Mais à partir du milieu du XIXe siècle, tout bascule :
Jacques Ellul, La technique ou l'enjeu du siècleDeux faits vont alors jouer pour transformer cette situation, qui est celle du milieu du XIXe siècle. D’une part, il y a K. Marx qui, lui, réhabilite la technique aux yeux des ouvriers. Ce qu’il annonce, c’est que la technique est libératrice. Ceux qui l’utilisent sont les esclavagistes. L’ouvrier n’est pas victime de la technique, mais de ses maîtres.
Il est le premier (…) à avoir fait pénétrer cette idée dans les masses. La classe ouvrière ne sera pas libérée par une lutte contre la technique mais, au contraire, par le progrès technique qui entraînera fatalement l’effondrement de la classe bourgeoise et du capitalisme. Cette réconciliation de la technique et des masses, œuvre de K. Marx, est décisive dans l’histoire du monde. Mais elle eût été insuffisante pour aboutir à cette conscience de l’objectif technique, à ce ‘‘consensus omnium’’ si elle n’était arrivée juste au moment où ce que l’on appelle les bienfaits de la technique ne s’étaient aussi répandus dans le peuple. Commodités de la vie, diminution progressive de la durée du travail, facilités pour les transports et pour la médecine, possibilités de faire fortune (…), amélioration de l’habitat. Malgré la lenteur de ses progrès, il se produit de 1850 à 1914 un bouleversement prodigieux qui convainc tout le monde de l’excellence de ce mouvement technique qui produit tant de merveilles et qui, en même temps, change la vie des hommes. […]. À ce moment, par intérêt personnel aussi (l’idéal du confort…), les masses adhèrent à la technique ; ainsi l’ensemble de la société est converti. Il s’est formé une volonté commune d’exploiter au maximum les possibilités de la technique.

pp. 50-51.
Bref, la conjonction de l'efficacité technique et de la force intellectuelle de Marx rend le phénomène d'autant plus irréversible qu'on ne discute pas une réalité, dont la force de persuasion, pour ainsi dire, est dans son évidence même.

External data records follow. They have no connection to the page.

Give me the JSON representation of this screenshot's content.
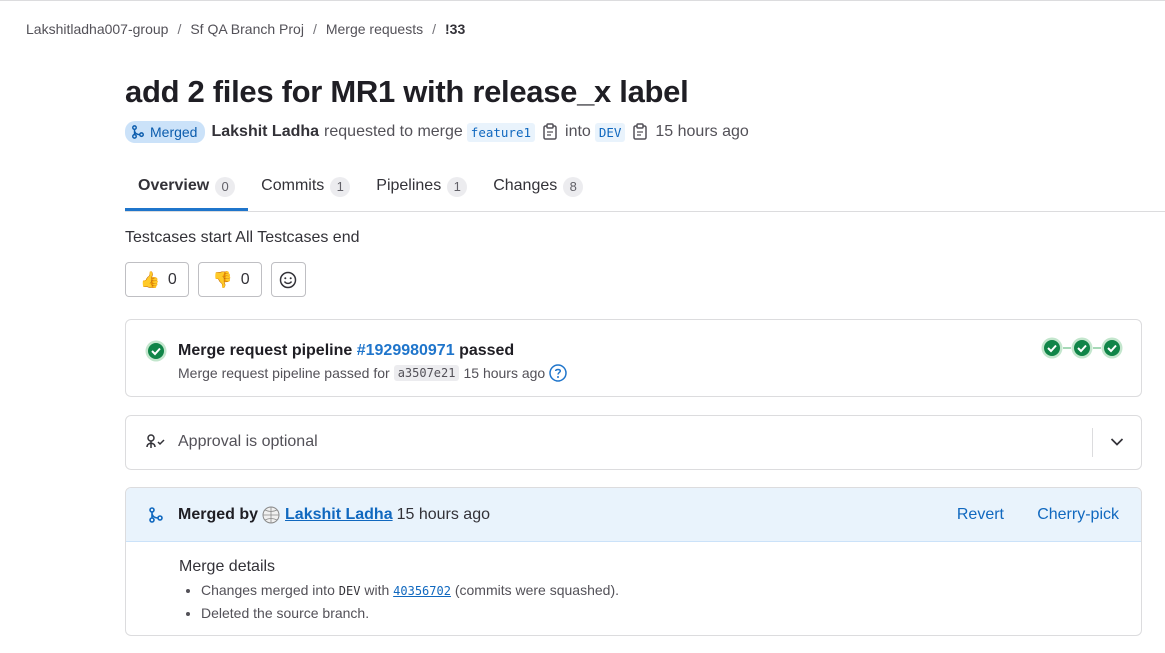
{
  "breadcrumb": {
    "group": "Lakshitladha007-group",
    "project": "Sf QA Branch Proj",
    "section": "Merge requests",
    "current": "!33",
    "separator": "/"
  },
  "mr": {
    "title": "add 2 files for MR1 with release_x label",
    "status": "Merged",
    "author": "Lakshit Ladha",
    "requested_text": "requested to merge",
    "source_branch": "feature1",
    "into_text": "into",
    "target_branch": "DEV",
    "time_ago": "15 hours ago"
  },
  "tabs": [
    {
      "label": "Overview",
      "count": "0"
    },
    {
      "label": "Commits",
      "count": "1"
    },
    {
      "label": "Pipelines",
      "count": "1"
    },
    {
      "label": "Changes",
      "count": "8"
    }
  ],
  "description": "Testcases start All Testcases end",
  "reactions": {
    "thumbs_up": "0",
    "thumbs_down": "0",
    "thumbs_up_emoji": "👍",
    "thumbs_down_emoji": "👎"
  },
  "pipeline": {
    "title_prefix": "Merge request pipeline",
    "id": "#1929980971",
    "status": "passed",
    "sub_prefix": "Merge request pipeline passed for",
    "sha": "a3507e21",
    "time_ago": "15 hours ago",
    "stages": [
      "success",
      "success",
      "success"
    ]
  },
  "approval": {
    "text": "Approval is optional"
  },
  "merge": {
    "merged_by_label": "Merged by",
    "user": "Lakshit Ladha",
    "time_ago": "15 hours ago",
    "revert_label": "Revert",
    "cherry_pick_label": "Cherry-pick",
    "details_title": "Merge details",
    "detail1_prefix": "Changes merged into",
    "detail1_branch": "DEV",
    "detail1_with": "with",
    "detail1_commit": "40356702",
    "detail1_suffix": "(commits were squashed).",
    "detail2": "Deleted the source branch."
  },
  "colors": {
    "accent": "#1f75cb",
    "success": "#108548",
    "merged_badge_bg": "#cbe2f9",
    "merged_header_bg": "#e9f3fc"
  }
}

Ce changement historique majeur, qui consiste dans la conception d'une philosophie qui donne un corpus et une voix à ceux qui n'en avaient pas, qui n'existaient pour ainsi dire pas ontologiquement, est un bouleversement qui implique de reconsidérer toute la philosophie, la tâche à laquelle elle se dédie traditionnellement. Que fait le philosophe, au fond, depuis Socrate ? Il s'enquiert de la vertu, et pense l'être. Autrement dit, le philosophe, en tant qu'il est un sage ou un juste, est un philosophe politique (la cité résulte à la fois du rapport qu'entretiennent les hommes les uns avec les autres, et du rapport que la cité entretient avec le monde - nature, réel, etc.). On l'aura compris, le philosophe se rapporte aux hommes en tant qu'ils parlent et sont doués de raison (logos). Cela même permet de circonscrire l'horizon hors duquel ils deviennent impensables.

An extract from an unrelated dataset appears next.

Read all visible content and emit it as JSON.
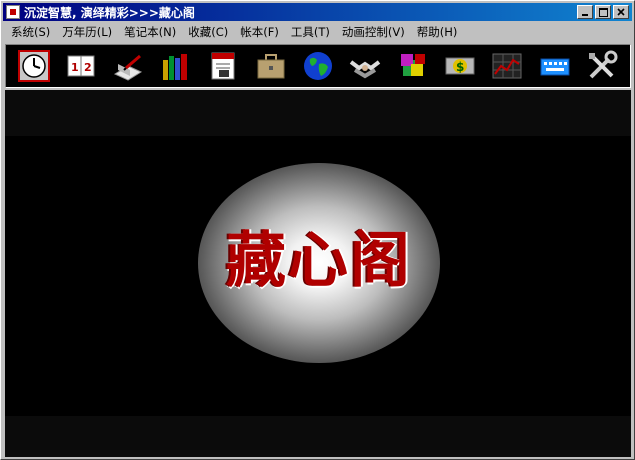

Or, à partir du moment où le philosophe regarde essentiellement du côté du travail, non seulement il se trouve nez à nez avec de nouveaux interlocuteurs, qu'on ne rencontre dans aucun banquet ni aucun salon philosophique : le peuple, et plus précisément les travailleurs, mais il rencontre un peuple qui ne parle pas la langue du philosophe ; non qu'il en soit incapable : il lui faut apprendre une langue nouvelle, comme on apprend une langue étrangère. Mais Marx enseigne-t-il la langue philosophique ? Pas exactement. Ce n'est pas que Marx ne soit pas philosophe. Il l'est incontestablement, et c'est de l'avoir négligé que souffre en grande partie la pensée politique contemporaine ; mais quelle est sa langue philosophique ? Celle de l'individu moderne, né au XVIIIe siècle, qui pense à partir de lui-même (doué de raison, cf. le bon sens cartésien, mais aussi ce que dit Tocqueville de la raison calculatrice des Américains), et qui est comme dispensé de recourir à la philosophie comme on le faisait jusqu'alors (philosopher consistait à reprendre, fût-ce pour la rejeter, l'histoire de la philosophie, autrement dit ses traditions, etc., ce que font encore un Kant ou un Hegel, quand Marx pense à partir de Hegel, ce qui constitue une grande rupture).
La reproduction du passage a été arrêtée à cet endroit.